What Would Truly Humane and Progressive Immigration Reform Look Like
On Tuesday Oct 13th, members of the Congressional Hispanic Caucus led by Rep. Luis Gutierrez(Il-D), will be joined in Washington by 2,500 representatives of labor, immigrant advocacy and civil rights groups, and faith-based communities from across the country to unveil what is being touted as a list fundamental principles behind a new progressive, comprehensive immigration bill to be introduced before the end of the month.
"I am overwhelmed by the support of immigrant, faith-based and community-based organizations in urging me to introduce comprehensive immigration legislation. I look forward to joining them on Tuesday so that I can share with them more specifically the key principles that will form the basis of such a bill," said Rep. Gutierrez.
"We simply cannot wait any longer for a bill that keeps our families together, protects our workers and allows a pathway to legalization for those who have earned it," continued Rep. Gutierrez. "Saying immigration is a priority for this Administration or this Congress is not the same as seeing tangible action, and the longer we wait, the more every single piece of legislation we debate will be obstructed by our failure to pass comprehensive reform."
"We need a bill that says if you come here to hurt our communities, we will not support you; but if you are here to work hard and to make a better life for your family, you will have the opportunity to earn your citizenship. We need a law that says it is un-American for a mother to be torn from her child, and it is unacceptable to undermine our workforce by driving the most vulnerable among us further into the shadows."

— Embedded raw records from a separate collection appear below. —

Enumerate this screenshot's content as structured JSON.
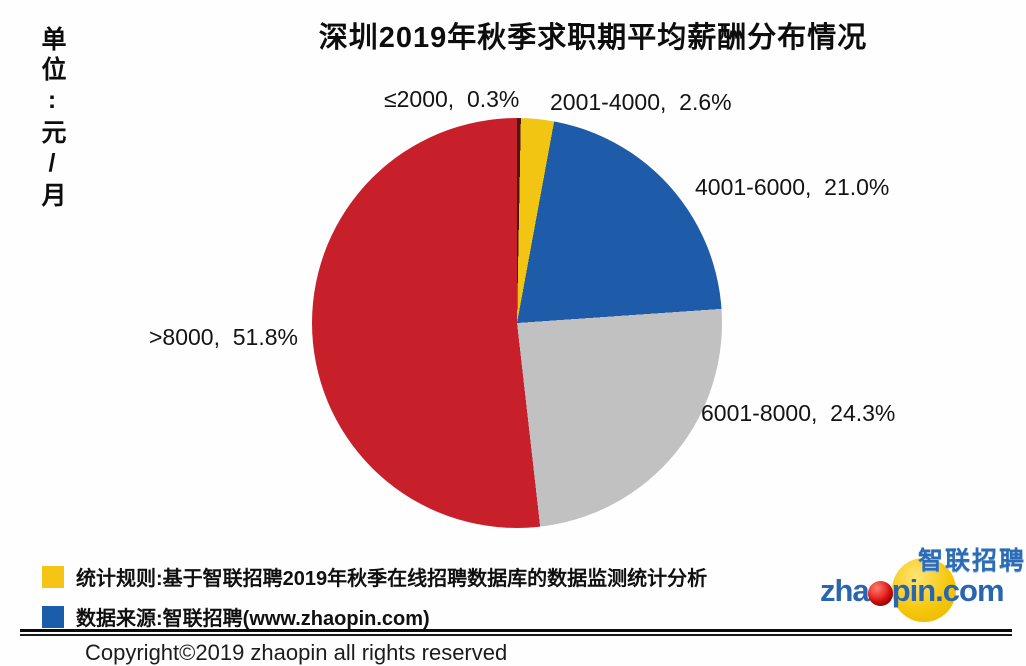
{
  "title": "深圳2019年秋季求职期平均薪酬分布情况",
  "unit_label": "单位:元/月",
  "chart_data": {
    "type": "pie",
    "title": "深圳2019年秋季求职期平均薪酬分布情况",
    "unit": "元/月",
    "categories": [
      "≤2000",
      "2001-4000",
      "4001-6000",
      "6001-8000",
      ">8000"
    ],
    "values": [
      0.3,
      2.6,
      21.0,
      24.3,
      51.8
    ],
    "colors": [
      "#4a161c",
      "#f3c513",
      "#1e5ba8",
      "#c2c1c1",
      "#c8202b"
    ],
    "labels": [
      "≤2000,  0.3%",
      "2001-4000,  2.6%",
      "4001-6000,  21.0%",
      "6001-8000,  24.3%",
      ">8000,  51.8%"
    ],
    "start_angle_deg": 0,
    "direction": "clockwise",
    "legend_position": "none"
  },
  "legend": {
    "items": [
      {
        "color": "#f5c414",
        "text": "统计规则:基于智联招聘2019年秋季在线招聘数据库的数据监测统计分析"
      },
      {
        "color": "#1a5dab",
        "text": "数据来源:智联招聘(www.zhaopin.com)"
      }
    ]
  },
  "footer": {
    "copyright": "Copyright©2019 zhaopin all rights reserved"
  },
  "logo": {
    "cn": "智联招聘",
    "en_pre": "zha",
    "en_post": "pin.com"
  }
}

"I believe the support base for this kind of compassionate and comprehensive legislation is strong and far reaching, and I believe the votes are there to pass it. I have always said that immigration reform will not be easy; but it is time we had a workable plan working its way through Congress that recognizes the vast contributions of immigrants to this country and that honors the American Dream."
We have yet to see Rep Gutierrez's recommendations, but after years of controversy and partisan fighting, we are still no closer to any meaningful new national immigration policy than we were over eight years ago when President Bush first claimed he would make it a top priority upon taking office. Much of the blame for this situation clearly rests on the shoulders of the anti-immigrant wing of the Republican Party, who chose political expediency and a divisive brand of slash and burn political theater over the responsible execution of their duties.
But, there have also been divisions within the Democratic Party that have helped stall the effort. While generally stating support for some sort of "comprehensive reform," there has been little consensus on exactly what that reform should entail.
We’ve seen numerous compromise bills, intended to find a “sweet spot” that would appease all parties, go down in flames after concessions were made to restrictionists to accept their far-right policies as a prerequisite to even bringing the issue to the table, only later to find that no matter how many concessions were made, or how restrictive or punitive the legislation ...they were never satisfied.